Cancer patient tells N.B. pathologist inquiry he should have been diagnosed 4 years ago
A New Brunswick man with advanced prostate cancer told a public inquiry into problems with patient diagnoses that he could have avoided uncomfortable treatments had his tests been read accurately four years ago.
The 66-year-old man testified Monday in Miramichi that he learned in February he was among the patients whose tissue samples were reviewed in the re-examination of cases diagnosed by Dr. Rajgopal Menon, who was suspended from the Miramichi Regional Health Authority in February 2007 following complaints about incomplete diagnoses and delayed lab results.

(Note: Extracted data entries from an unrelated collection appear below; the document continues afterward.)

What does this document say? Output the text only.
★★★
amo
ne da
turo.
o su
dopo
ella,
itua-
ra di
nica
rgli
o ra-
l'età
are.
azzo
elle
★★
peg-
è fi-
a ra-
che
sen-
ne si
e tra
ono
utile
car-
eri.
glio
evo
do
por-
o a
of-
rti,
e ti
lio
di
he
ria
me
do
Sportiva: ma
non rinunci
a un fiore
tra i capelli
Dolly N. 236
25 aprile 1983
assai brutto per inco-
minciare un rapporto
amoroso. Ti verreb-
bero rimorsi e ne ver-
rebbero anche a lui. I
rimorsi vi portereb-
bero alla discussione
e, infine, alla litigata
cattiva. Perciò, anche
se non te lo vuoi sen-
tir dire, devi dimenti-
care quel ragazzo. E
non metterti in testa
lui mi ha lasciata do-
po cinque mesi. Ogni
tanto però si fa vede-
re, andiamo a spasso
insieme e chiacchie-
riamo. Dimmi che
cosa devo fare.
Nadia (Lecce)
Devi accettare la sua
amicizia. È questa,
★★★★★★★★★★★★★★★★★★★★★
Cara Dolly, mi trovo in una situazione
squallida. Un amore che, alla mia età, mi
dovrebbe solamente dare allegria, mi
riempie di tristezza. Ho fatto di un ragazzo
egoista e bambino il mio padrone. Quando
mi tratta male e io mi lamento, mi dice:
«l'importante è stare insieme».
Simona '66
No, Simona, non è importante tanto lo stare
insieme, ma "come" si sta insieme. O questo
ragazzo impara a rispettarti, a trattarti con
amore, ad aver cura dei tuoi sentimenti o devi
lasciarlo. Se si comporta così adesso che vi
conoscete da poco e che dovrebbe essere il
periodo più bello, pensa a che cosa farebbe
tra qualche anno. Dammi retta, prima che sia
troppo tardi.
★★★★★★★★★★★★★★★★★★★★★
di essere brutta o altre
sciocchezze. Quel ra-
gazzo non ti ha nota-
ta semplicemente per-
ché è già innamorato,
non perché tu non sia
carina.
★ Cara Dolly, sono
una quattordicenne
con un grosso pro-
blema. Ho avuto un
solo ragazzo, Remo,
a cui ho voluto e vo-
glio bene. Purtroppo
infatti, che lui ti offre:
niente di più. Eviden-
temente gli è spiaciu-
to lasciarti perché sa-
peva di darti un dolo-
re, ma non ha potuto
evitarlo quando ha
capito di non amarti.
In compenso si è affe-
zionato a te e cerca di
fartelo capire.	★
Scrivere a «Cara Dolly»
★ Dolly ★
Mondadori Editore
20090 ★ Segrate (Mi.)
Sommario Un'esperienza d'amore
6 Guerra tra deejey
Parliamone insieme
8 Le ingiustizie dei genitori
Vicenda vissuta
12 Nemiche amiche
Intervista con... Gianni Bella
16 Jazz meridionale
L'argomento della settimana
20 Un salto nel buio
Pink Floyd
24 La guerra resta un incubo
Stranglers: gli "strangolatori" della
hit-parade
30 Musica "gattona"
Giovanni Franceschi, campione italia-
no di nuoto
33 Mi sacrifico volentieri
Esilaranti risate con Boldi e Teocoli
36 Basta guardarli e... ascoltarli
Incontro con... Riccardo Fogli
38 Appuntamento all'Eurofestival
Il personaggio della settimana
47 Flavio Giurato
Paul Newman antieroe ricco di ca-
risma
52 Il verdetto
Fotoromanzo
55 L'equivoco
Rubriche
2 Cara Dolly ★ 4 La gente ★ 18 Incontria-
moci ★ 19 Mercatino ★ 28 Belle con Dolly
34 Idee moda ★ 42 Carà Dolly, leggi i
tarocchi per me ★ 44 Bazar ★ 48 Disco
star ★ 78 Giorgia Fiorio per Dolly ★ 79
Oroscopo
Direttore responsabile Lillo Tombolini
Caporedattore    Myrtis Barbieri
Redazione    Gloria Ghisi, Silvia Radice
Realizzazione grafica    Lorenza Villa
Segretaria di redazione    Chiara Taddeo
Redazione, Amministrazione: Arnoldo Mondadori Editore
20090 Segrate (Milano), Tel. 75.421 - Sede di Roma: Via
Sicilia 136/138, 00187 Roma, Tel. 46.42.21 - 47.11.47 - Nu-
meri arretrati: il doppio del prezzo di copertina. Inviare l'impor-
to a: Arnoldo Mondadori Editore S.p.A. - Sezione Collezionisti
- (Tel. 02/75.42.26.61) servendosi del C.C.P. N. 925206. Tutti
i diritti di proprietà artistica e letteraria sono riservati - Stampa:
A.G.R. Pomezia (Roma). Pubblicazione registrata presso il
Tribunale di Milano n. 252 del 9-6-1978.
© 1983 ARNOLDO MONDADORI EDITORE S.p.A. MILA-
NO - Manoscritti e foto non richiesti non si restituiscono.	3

The man, who cannot be identified because the hearings are being held in camera, said that both he and his doctor suspected he had prostate cancer, but tests handled by Menon in 2004 and 2005 came back negative. A 2007 test with another pathologist confirmed the cancer.
When the biopsies were reviewed, cancer cells were found in the samples from 2004 and 2005, he said.

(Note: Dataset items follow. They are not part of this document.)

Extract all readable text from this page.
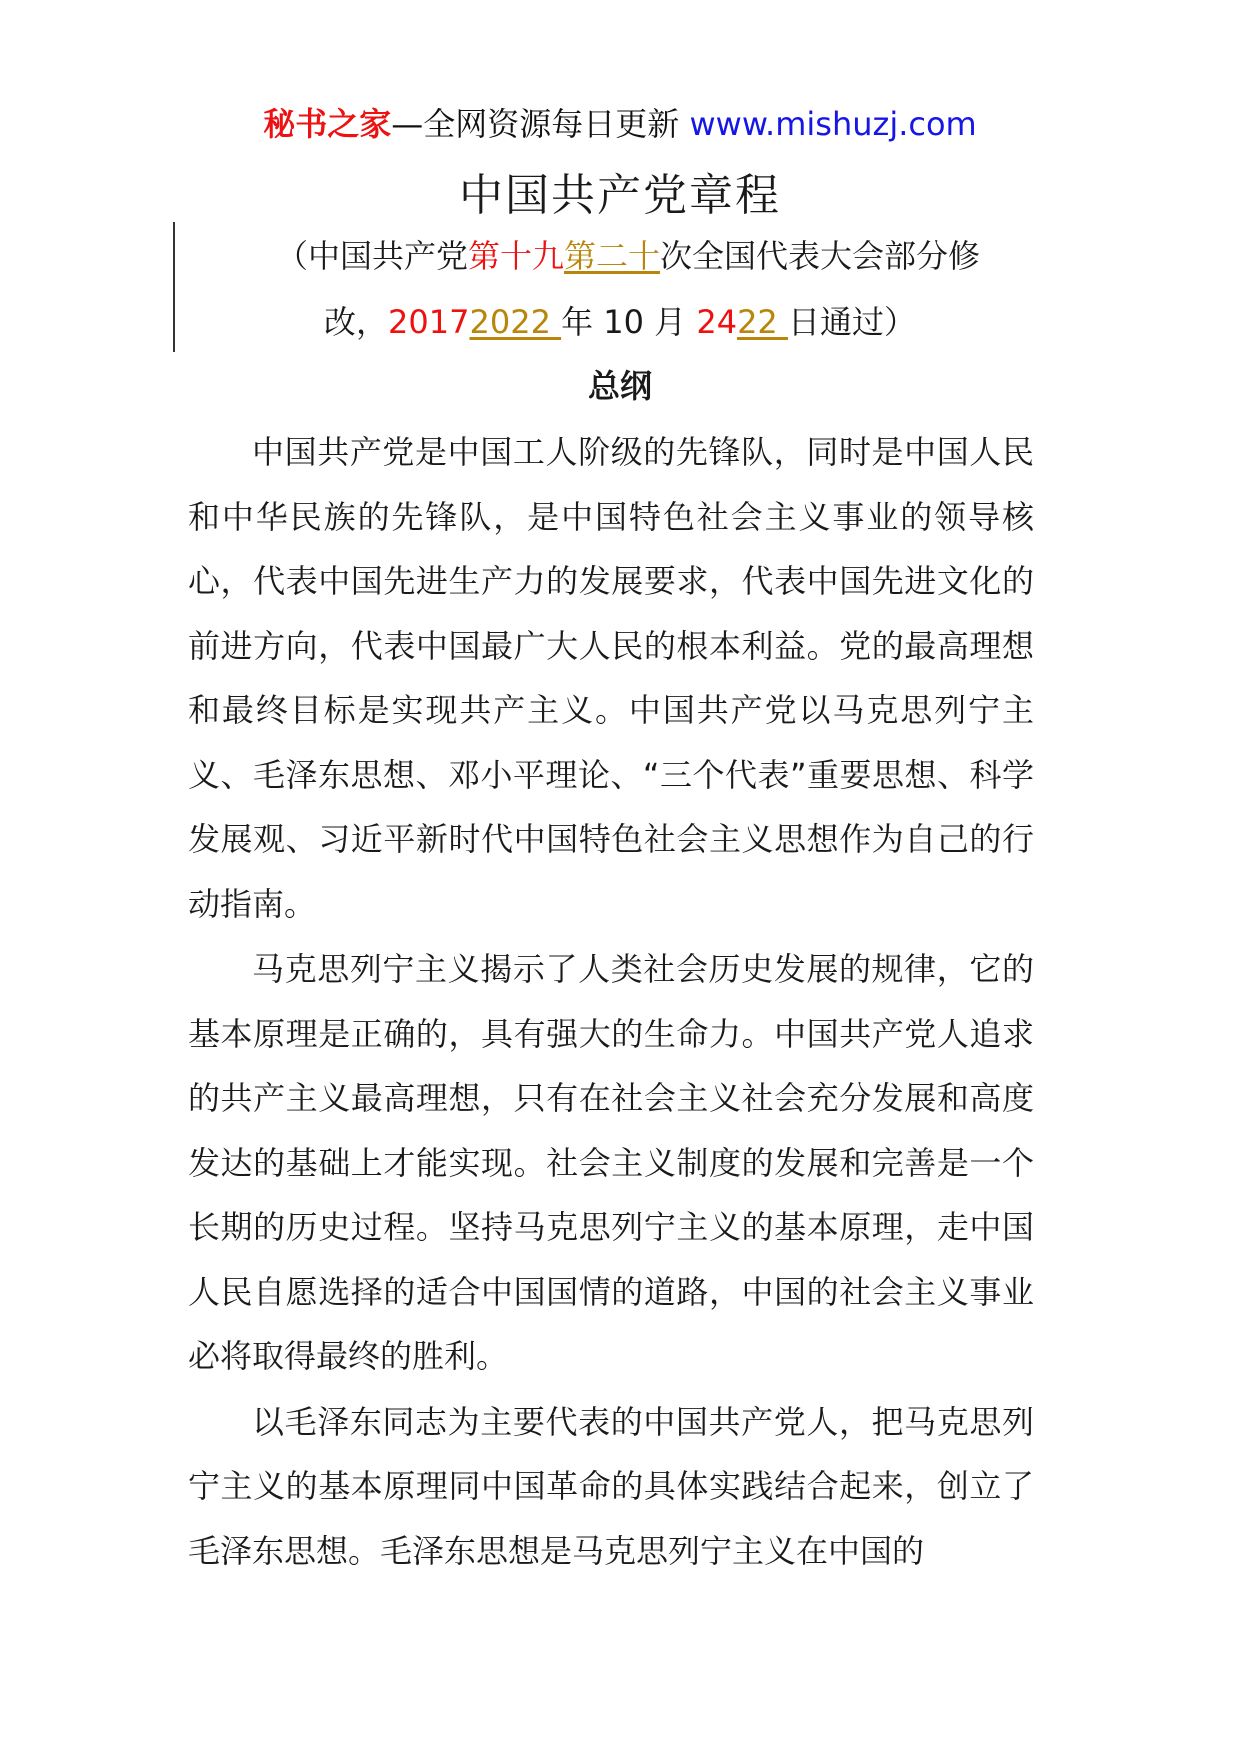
秘书之家—全网资源每日更新 www.mishuzj.com
中国共产党章程
（中国共产党第十九第二十次全国代表大会部分修
改，20172022 年 10 月 2422 日通过）
总纲

中国共产党是中国工人阶级的先锋队，同时是中国人民和中华民族的先锋队，是中国特色社会主义事业的领导核心，代表中国先进生产力的发展要求，代表中国先进文化的前进方向，代表中国最广大人民的根本利益。党的最高理想和最终目标是实现共产主义。中国共产党以马克思列宁主义、毛泽东思想、邓小平理论、“三个代表”重要思想、科学发展观、习近平新时代中国特色社会主义思想作为自己的行动指南。

马克思列宁主义揭示了人类社会历史发展的规律，它的基本原理是正确的，具有强大的生命力。中国共产党人追求的共产主义最高理想，只有在社会主义社会充分发展和高度发达的基础上才能实现。社会主义制度的发展和完善是一个长期的历史过程。坚持马克思列宁主义的基本原理，走中国人民自愿选择的适合中国国情的道路，中国的社会主义事业必将取得最终的胜利。

以毛泽东同志为主要代表的中国共产党人，把马克思列宁主义的基本原理同中国革命的具体实践结合起来，创立了毛泽东思想。毛泽东思想是马克思列宁主义在中国的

The man said by the time his cancer was confirmed, the cancer was too advanced for surgery and he had to receive radiation and hormonal therapy, which he said caused him to suffer low energy and hot flashes.
He said his doctor told him that he could have avoided that treatment altogether had he been diagnosed earlier.
The hearings in Miramichi this week mark the second phase of the inquiry into the work of the 74-year-old former pathologist, who had worked at the health authority since 1995.
Any of the patients affected by an independent audit of 227 cases of breast and prostate cancer biopsies from 2004-05 can testify. The audit found that 18 per cent of the cases had incomplete results and three per cent had been misdiagnosed, prompting Health Minister Mike Murphy to call a formal inquiry into the pathology work at the hospital.
Nearly 24,000 cases from 1995 to 2007 are being reviewed by a lab in Ottawa.
Menon has apologized to the patients, but said he was not aware of any errors in his work and takes "practically zero" responsibility for any incomplete or misdiagnosed results.
The patient testimonies will wrap up by the end of June and the inquiry will return to Moncton for a final four weeks of hearings in September.
The inquiry will not assign any criminal responsibility for the misdiagnoses. Justice Paul Creaghan is expected to make recommendations to the government by Jan. 1 on how to prevent excessive misdiagnoses from happening again.